While Yakyn Inkar has some sect-like characteristics, it would not be accurate to describe them as a sect, Malikov said.

Malikov said that the group appears to have first appeared in Kyrgyzstan in the northern Issyk-Kul region.

“They dress in [shalwar kameez], they wear long sunnah hair, they go to mosque, and they do not pose a direct threat to the state,” said Malikov. “They have no plans to build an Islamic state or topple the government or fight the state. But at the same time, they preach the idea of cutting off from secular society, they refuse to avail themselves of certain public services and they adhere to a literal interpretation of Islam.” 

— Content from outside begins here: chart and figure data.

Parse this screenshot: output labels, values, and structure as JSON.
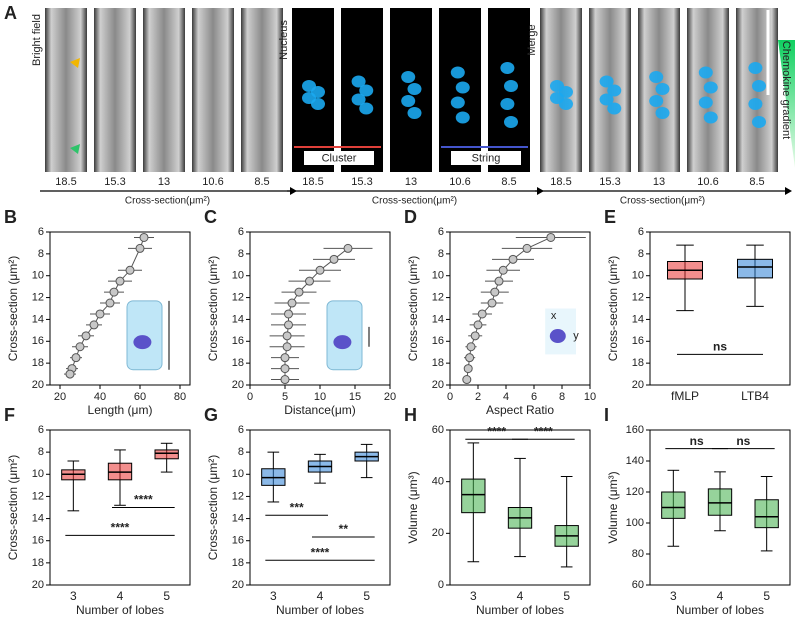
{
  "panel_a": {
    "label": "A",
    "groups": [
      {
        "title": "Bright field"
      },
      {
        "title": "Nucleus"
      },
      {
        "title": "Merge"
      }
    ],
    "ticks": [
      18.5,
      15.3,
      13,
      10.6,
      8.5
    ],
    "axis_label": "Cross-section(μm²)",
    "cluster": "Cluster",
    "string": "String",
    "gradient": "Chemokine gradient"
  },
  "chart_data": [
    {
      "type": "line",
      "panel": "B",
      "ylabel": "Cross-section (μm²)",
      "xlabel": "Length (μm)",
      "xlim": [
        15,
        85
      ],
      "xticks": [
        20,
        40,
        60,
        80
      ],
      "ylim": [
        20,
        6
      ],
      "yticks": [
        6,
        8,
        10,
        12,
        14,
        16,
        18,
        20
      ],
      "y": [
        6.5,
        7.5,
        9.5,
        10.5,
        11.5,
        12.5,
        13.5,
        14.5,
        15.5,
        16.5,
        17.5,
        18.5,
        19
      ],
      "x": [
        62,
        60,
        55,
        50,
        47,
        45,
        40,
        37,
        33,
        30,
        28,
        26,
        25
      ],
      "xerr": [
        5,
        6,
        6,
        6,
        5,
        5,
        5,
        4,
        4,
        4,
        3,
        3,
        3
      ],
      "color": "#c8c8c8"
    },
    {
      "type": "line",
      "panel": "C",
      "ylabel": "Cross-section (μm²)",
      "xlabel": "Distance(μm)",
      "xlim": [
        0,
        20
      ],
      "xticks": [
        0,
        5,
        10,
        15,
        20
      ],
      "ylim": [
        20,
        6
      ],
      "yticks": [
        6,
        8,
        10,
        12,
        14,
        16,
        18,
        20
      ],
      "y": [
        7.5,
        8.5,
        9.5,
        10.5,
        11.5,
        12.5,
        13.5,
        14.5,
        15.5,
        16.5,
        17.5,
        18.5,
        19.5
      ],
      "x": [
        14,
        12,
        10,
        8.5,
        7,
        6,
        5.5,
        5.5,
        5.3,
        5.3,
        5,
        5,
        5
      ],
      "xerr": [
        3.5,
        3,
        3,
        3,
        2.5,
        2.5,
        2.5,
        2.5,
        2.5,
        2.5,
        2,
        2,
        2
      ],
      "color": "#c8c8c8"
    },
    {
      "type": "line",
      "panel": "D",
      "ylabel": "Cross-section (μm²)",
      "xlabel": "Aspect Ratio",
      "xlim": [
        0,
        10
      ],
      "xticks": [
        0,
        2,
        4,
        6,
        8,
        10
      ],
      "ylim": [
        20,
        6
      ],
      "yticks": [
        6,
        8,
        10,
        12,
        14,
        16,
        18,
        20
      ],
      "y": [
        6.5,
        7.5,
        8.5,
        9.5,
        10.5,
        11.5,
        12.5,
        13.5,
        14.5,
        15.5,
        16.5,
        17.5,
        18.5,
        19.5
      ],
      "x": [
        7.2,
        5.5,
        4.5,
        3.8,
        3.5,
        3.2,
        3,
        2.3,
        2,
        1.8,
        1.5,
        1.4,
        1.3,
        1.2
      ],
      "xerr": [
        2.5,
        1.8,
        1.5,
        1.2,
        1,
        1,
        0.8,
        0.7,
        0.6,
        0.5,
        0.4,
        0.4,
        0.3,
        0.3
      ],
      "color": "#c8c8c8",
      "inset_labels": [
        "x",
        "y"
      ]
    },
    {
      "type": "box",
      "panel": "E",
      "ylabel": "Cross-section (μm²)",
      "ylim": [
        20,
        6
      ],
      "yticks": [
        6,
        8,
        10,
        12,
        14,
        16,
        18,
        20
      ],
      "categories": [
        "fMLP",
        "LTB4"
      ],
      "colors": [
        "#e8312f",
        "#2b7fd6"
      ],
      "boxes": [
        {
          "min": 7.2,
          "q1": 8.7,
          "median": 9.5,
          "q3": 10.3,
          "max": 13.2
        },
        {
          "min": 7.2,
          "q1": 8.5,
          "median": 9.2,
          "q3": 10.2,
          "max": 12.8
        }
      ],
      "annotations": [
        {
          "text": "ns",
          "between": [
            "fMLP",
            "LTB4"
          ]
        }
      ]
    },
    {
      "type": "box",
      "panel": "F",
      "ylabel": "Cross-section (μm²)",
      "xlabel": "Number of lobes",
      "ylim": [
        20,
        6
      ],
      "yticks": [
        6,
        8,
        10,
        12,
        14,
        16,
        18,
        20
      ],
      "categories": [
        "3",
        "4",
        "5"
      ],
      "colors": [
        "#e8312f",
        "#e8312f",
        "#e8312f"
      ],
      "boxes": [
        {
          "min": 8.8,
          "q1": 9.6,
          "median": 10,
          "q3": 10.5,
          "max": 13.3
        },
        {
          "min": 7.8,
          "q1": 9,
          "median": 9.8,
          "q3": 10.5,
          "max": 12.8
        },
        {
          "min": 7.2,
          "q1": 7.8,
          "median": 8.1,
          "q3": 8.6,
          "max": 9.8
        }
      ],
      "annotations": [
        {
          "text": "****",
          "between": [
            "4",
            "5"
          ]
        },
        {
          "text": "****",
          "between": [
            "3",
            "5"
          ]
        }
      ]
    },
    {
      "type": "box",
      "panel": "G",
      "ylabel": "Cross-section (μm²)",
      "xlabel": "Number of lobes",
      "ylim": [
        20,
        6
      ],
      "yticks": [
        6,
        8,
        10,
        12,
        14,
        16,
        18,
        20
      ],
      "categories": [
        "3",
        "4",
        "5"
      ],
      "colors": [
        "#2b7fd6",
        "#2b7fd6",
        "#2b7fd6"
      ],
      "boxes": [
        {
          "min": 8,
          "q1": 9.5,
          "median": 10.3,
          "q3": 11,
          "max": 12.5
        },
        {
          "min": 8.2,
          "q1": 8.8,
          "median": 9.3,
          "q3": 9.8,
          "max": 10.8
        },
        {
          "min": 7.3,
          "q1": 8,
          "median": 8.4,
          "q3": 8.8,
          "max": 10.3
        }
      ],
      "annotations": [
        {
          "text": "***",
          "between": [
            "3",
            "4"
          ]
        },
        {
          "text": "**",
          "between": [
            "4",
            "5"
          ]
        },
        {
          "text": "****",
          "between": [
            "3",
            "5"
          ]
        }
      ]
    },
    {
      "type": "box",
      "panel": "H",
      "ylabel": "Volume (μm³)",
      "xlabel": "Number of lobes",
      "ylim": [
        0,
        60
      ],
      "yticks": [
        0,
        20,
        40,
        60
      ],
      "categories": [
        "3",
        "4",
        "5"
      ],
      "colors": [
        "#3fae49",
        "#3fae49",
        "#3fae49"
      ],
      "boxes": [
        {
          "min": 9,
          "q1": 28,
          "median": 35,
          "q3": 41,
          "max": 55
        },
        {
          "min": 11,
          "q1": 22,
          "median": 26,
          "q3": 30,
          "max": 49
        },
        {
          "min": 7,
          "q1": 15,
          "median": 19,
          "q3": 23,
          "max": 42
        }
      ],
      "annotations": [
        {
          "text": "****",
          "between": [
            "3",
            "4"
          ]
        },
        {
          "text": "****",
          "between": [
            "4",
            "5"
          ]
        }
      ]
    },
    {
      "type": "box",
      "panel": "I",
      "ylabel": "Volume (μm³)",
      "xlabel": "Number of lobes",
      "ylim": [
        60,
        160
      ],
      "yticks": [
        60,
        80,
        100,
        120,
        140,
        160
      ],
      "categories": [
        "3",
        "4",
        "5"
      ],
      "colors": [
        "#3fae49",
        "#3fae49",
        "#3fae49"
      ],
      "boxes": [
        {
          "min": 85,
          "q1": 103,
          "median": 110,
          "q3": 120,
          "max": 134
        },
        {
          "min": 95,
          "q1": 105,
          "median": 113,
          "q3": 122,
          "max": 133
        },
        {
          "min": 82,
          "q1": 97,
          "median": 104,
          "q3": 115,
          "max": 130
        }
      ],
      "annotations": [
        {
          "text": "ns",
          "between": [
            "3",
            "4"
          ]
        },
        {
          "text": "ns",
          "between": [
            "4",
            "5"
          ]
        }
      ]
    }
  ]
}
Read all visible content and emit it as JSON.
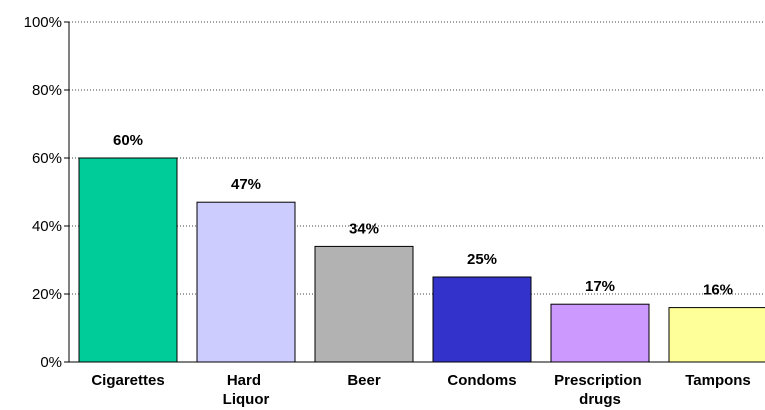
{
  "chart_data": {
    "type": "bar",
    "categories": [
      "Cigarettes",
      "Hard Liquor",
      "Beer",
      "Condoms",
      "Prescription drugs",
      "Tampons"
    ],
    "values": [
      60,
      47,
      34,
      25,
      17,
      16
    ],
    "value_labels": [
      "60%",
      "47%",
      "34%",
      "25%",
      "17%",
      "16%"
    ],
    "colors": [
      "#00cc99",
      "#ccccff",
      "#b2b2b2",
      "#3333cc",
      "#cc99ff",
      "#ffff99"
    ],
    "ylim": [
      0,
      100
    ],
    "yticks": [
      {
        "value": 0,
        "label": "0%"
      },
      {
        "value": 20,
        "label": "20%"
      },
      {
        "value": 40,
        "label": "40%"
      },
      {
        "value": 60,
        "label": "60%"
      },
      {
        "value": 80,
        "label": "80%"
      },
      {
        "value": 100,
        "label": "100%"
      }
    ],
    "grid": true
  }
}
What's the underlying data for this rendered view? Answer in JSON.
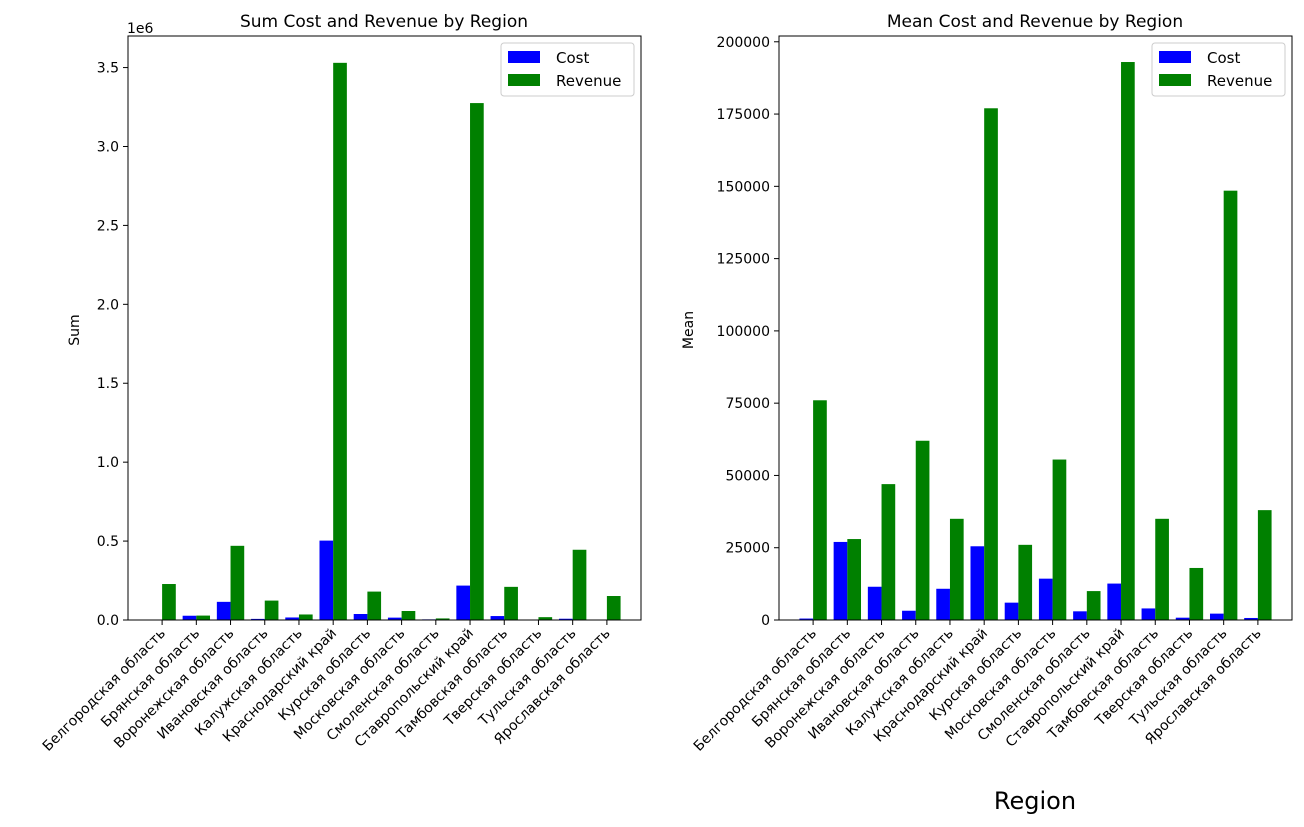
{
  "chart_data": [
    {
      "type": "bar",
      "title": "Sum Cost and Revenue by Region",
      "xlabel": "",
      "ylabel": "Sum",
      "offset_label": "1e6",
      "ylim": [
        0,
        3.7
      ],
      "yticks": [
        "0.0",
        "0.5",
        "1.0",
        "1.5",
        "2.0",
        "2.5",
        "3.0",
        "3.5"
      ],
      "ytick_values": [
        0,
        0.5,
        1.0,
        1.5,
        2.0,
        2.5,
        3.0,
        3.5
      ],
      "legend_position": "top-right",
      "grid": false,
      "categories": [
        "Белгородская область",
        "Брянская область",
        "Воронежская область",
        "Ивановская область",
        "Калужская область",
        "Краснодарский край",
        "Курская область",
        "Московская область",
        "Смоленская область",
        "Ставропольский край",
        "Тамбовская область",
        "Тверская область",
        "Тульская область",
        "Ярославская область"
      ],
      "series": [
        {
          "name": "Cost",
          "color": "#0000ff",
          "values": [
            0.002,
            0.027,
            0.115,
            0.007,
            0.016,
            0.503,
            0.038,
            0.015,
            0.004,
            0.218,
            0.025,
            0.002,
            0.008,
            0.002
          ]
        },
        {
          "name": "Revenue",
          "color": "#008000",
          "values": [
            0.228,
            0.028,
            0.47,
            0.123,
            0.035,
            3.53,
            0.18,
            0.057,
            0.01,
            3.275,
            0.21,
            0.018,
            0.445,
            0.152
          ]
        }
      ]
    },
    {
      "type": "bar",
      "title": "Mean Cost and Revenue by Region",
      "xlabel": "Region",
      "ylabel": "Mean",
      "offset_label": "",
      "ylim": [
        0,
        202000
      ],
      "yticks": [
        "0",
        "25000",
        "50000",
        "75000",
        "100000",
        "125000",
        "150000",
        "175000",
        "200000"
      ],
      "ytick_values": [
        0,
        25000,
        50000,
        75000,
        100000,
        125000,
        150000,
        175000,
        200000
      ],
      "legend_position": "top-right",
      "grid": false,
      "categories": [
        "Белгородская область",
        "Брянская область",
        "Воронежская область",
        "Ивановская область",
        "Калужская область",
        "Краснодарский край",
        "Курская область",
        "Московская область",
        "Смоленская область",
        "Ставропольский край",
        "Тамбовская область",
        "Тверская область",
        "Тульская область",
        "Ярославская область"
      ],
      "series": [
        {
          "name": "Cost",
          "color": "#0000ff",
          "values": [
            500,
            27000,
            11500,
            3200,
            10800,
            25500,
            6000,
            14300,
            3000,
            12600,
            4000,
            800,
            2200,
            700
          ]
        },
        {
          "name": "Revenue",
          "color": "#008000",
          "values": [
            76000,
            28000,
            47000,
            62000,
            35000,
            177000,
            26000,
            55500,
            10000,
            193000,
            35000,
            18000,
            148500,
            38000
          ]
        }
      ]
    }
  ]
}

It is the movement’s very apolitical and rejectionist nature, in fact, that may alarm the authorities more than anything. Members are encouraged to eschew politics, education for their children within the mainstream system, and even things like vaccination. Followers of the group were encouraged, for example, not to accept COVID-19 vaccines.

“In sociology, there is an understanding of something called fundamentalism, which is what the members of Yakyn Inkar are striving for by returning to the origins and foundations of Islam, an ascetic way of life, the revival of the original traditions,” Mametbek Myrzabayev, a scholar of Islam, told Eurasianet.

But given that literalism is the most radical of Yakyn Inkar’s ideas, using law enforcement to suppress the group may be a mistake, Myrzabayev said.

“In Kyrgyzstan, there are other religious and political groups that pose a truly great threat seeing how they are merging with criminality and the mafia,” he said.

 

Bakyt Ibraimov is a journalist in Osh.